パッケージング
 パッケージングを簡単に言ってしまうと、室内や荷室のスペースをどのように確保してデザインに反映させるかという検討の事。そこには数値的な根拠や人間工学が入ることはもちろん、感覚的な要素や文化意識まで反映される。だから「これが正解」という明解な答えはないが、コンセプトに準じてはっきり目指す基準はある。
 ちなみにヨーロッパ製の小型車の場合、スタイリングに優先して室内を広く採る傾向があり、有効体積を非常に気にする。日本車の場合は、パッケージングというのはクルマのカテゴリーによって許容値が暗黙にあるのか、車格や全長によってだいたいのラインが割り出せるクルマが多い。
そのため単純に両者を比べると、同じスペースでの有効体積には随分と開きがある。

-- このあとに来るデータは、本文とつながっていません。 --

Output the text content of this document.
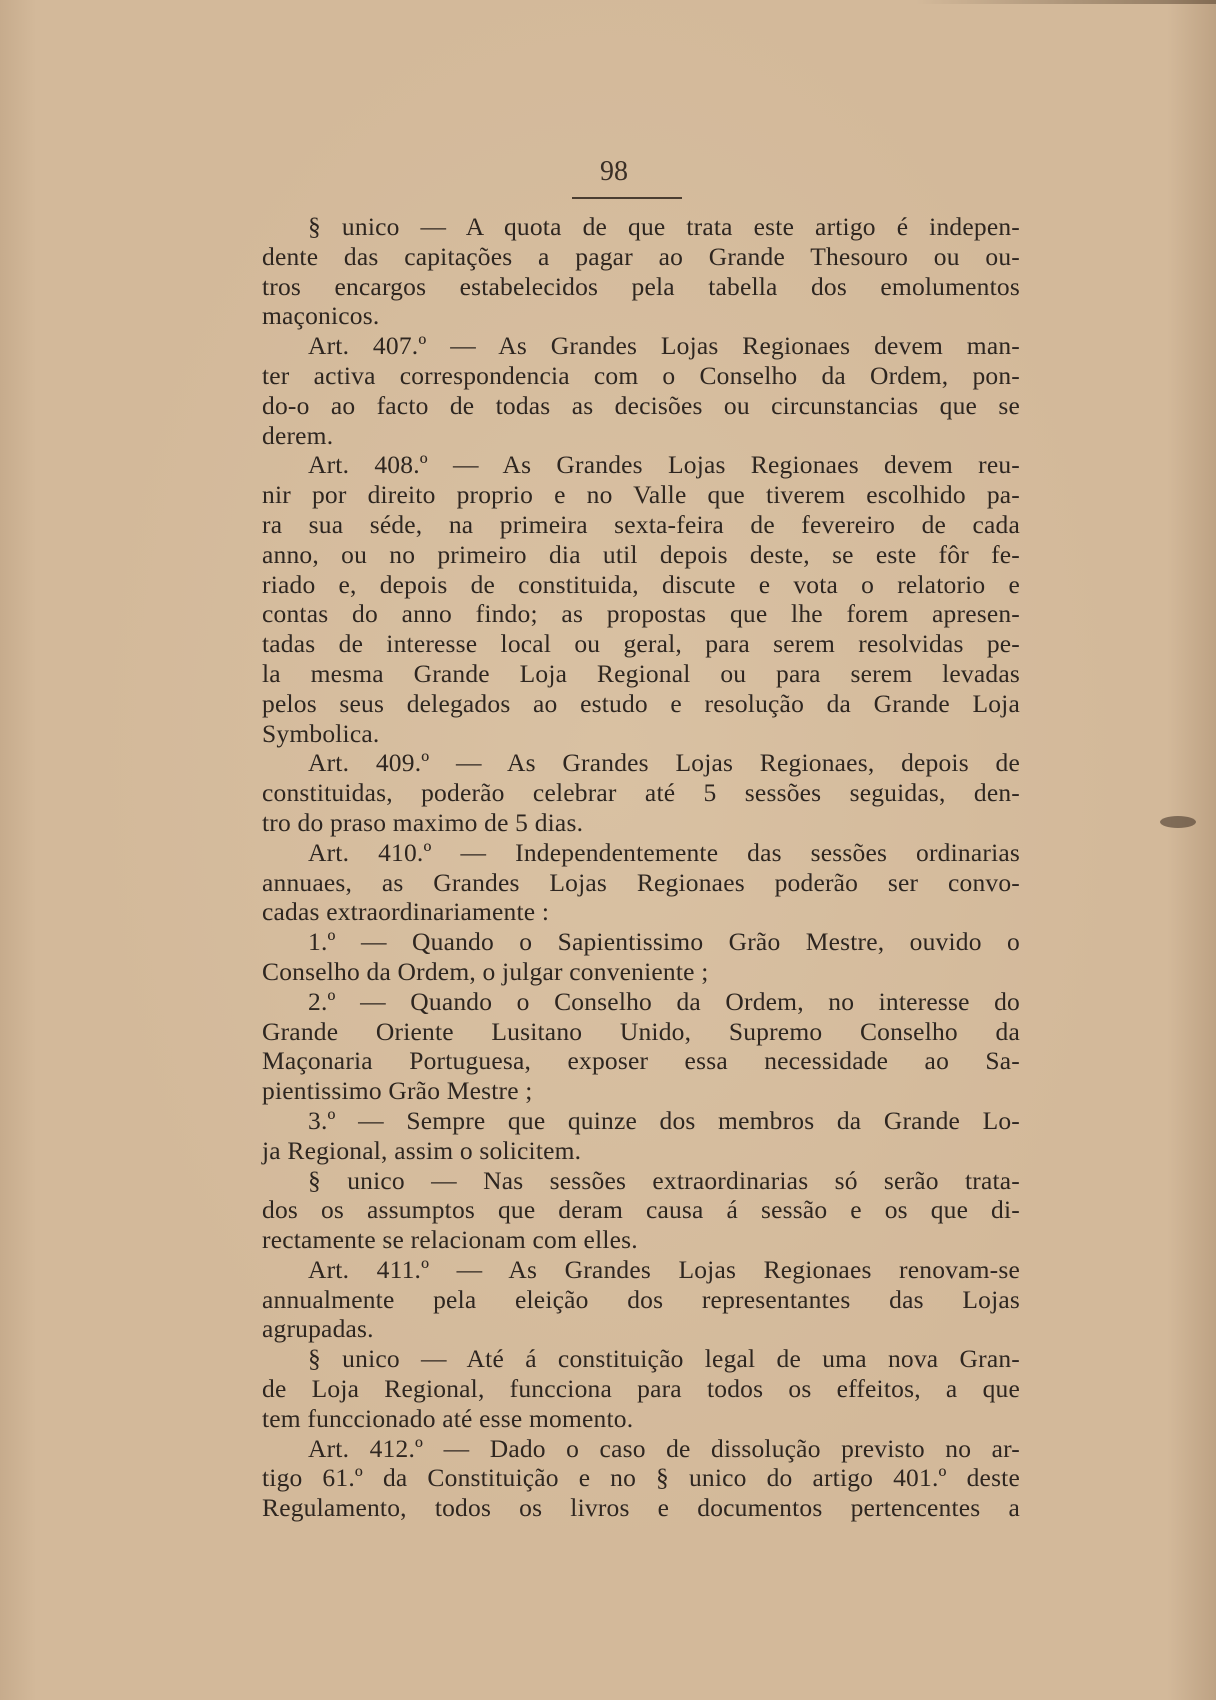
98
§ unico — A quota de que trata este artigo é indepen-
dente das capitações a pagar ao Grande Thesouro ou ou-
tros encargos estabelecidos pela tabella dos emolumentos
maçonicos.
Art. 407.º — As Grandes Lojas Regionaes devem man-
ter activa correspondencia com o Conselho da Ordem, pon-
do-o ao facto de todas as decisões ou circunstancias que se
derem.
Art. 408.º — As Grandes Lojas Regionaes devem reu-
nir por direito proprio e no Valle que tiverem escolhido pa-
ra sua séde, na primeira sexta-feira de fevereiro de cada
anno, ou no primeiro dia util depois deste, se este fôr fe-
riado e, depois de constituida, discute e vota o relatorio e
contas do anno findo; as propostas que lhe forem apresen-
tadas de interesse local ou geral, para serem resolvidas pe-
la mesma Grande Loja Regional ou para serem levadas
pelos seus delegados ao estudo e resolução da Grande Loja
Symbolica.
Art. 409.º — As Grandes Lojas Regionaes, depois de
constituidas, poderão celebrar até 5 sessões seguidas, den-
tro do praso maximo de 5 dias.
Art. 410.º — Independentemente das sessões ordinarias
annuaes, as Grandes Lojas Regionaes poderão ser convo-
cadas extraordinariamente :
1.º — Quando o Sapientissimo Grão Mestre, ouvido o
Conselho da Ordem, o julgar conveniente ;
2.º — Quando o Conselho da Ordem, no interesse do
Grande Oriente Lusitano Unido, Supremo Conselho da
Maçonaria Portuguesa, exposer essa necessidade ao Sa-
pientissimo Grão Mestre ;
3.º — Sempre que quinze dos membros da Grande Lo-
ja Regional, assim o solicitem.
§ unico — Nas sessões extraordinarias só serão trata-
dos os assumptos que deram causa á sessão e os que di-
rectamente se relacionam com elles.
Art. 411.º — As Grandes Lojas Regionaes renovam-se
annualmente pela eleição dos representantes das Lojas
agrupadas.
§ unico — Até á constituição legal de uma nova Gran-
de Loja Regional, funcciona para todos os effeitos, a que
tem funccionado até esse momento.
Art. 412.º — Dado o caso de dissolução previsto no ar-
tigo 61.º da Constituição e no § unico do artigo 401.º deste
Regulamento, todos os livros e documentos pertencentes a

数知的な差も歴然とあるが、感覚的な差はもっと激しい。これは身長差という問題だけでは片付けられない、煮詰めの時間の差に見えてならない。例えばシートと室内幅の相対関係は、ヨーロッパ車と日本車では全くその縮尺が違う。あるいはフロントウィンドウの位置や角度が、ドライバーが心理的にベストポジションをとれない様になっているクルマも日本車にはある。
 敢えて狭く作っているクルマのカテゴリーもあるという(「囲まれ感」という意味不明な単語)話をどこかで聞いた事があるが、時折自分のクルマから国産車に乗り替えて見ると、「広く作るべきクルマ」であってもその閉塞感に具合が悪くなることがある。それを考えると、どうもユーザーの嗜好性というよりは開発陣の普段の生活の問題の様に思えてならないのだが。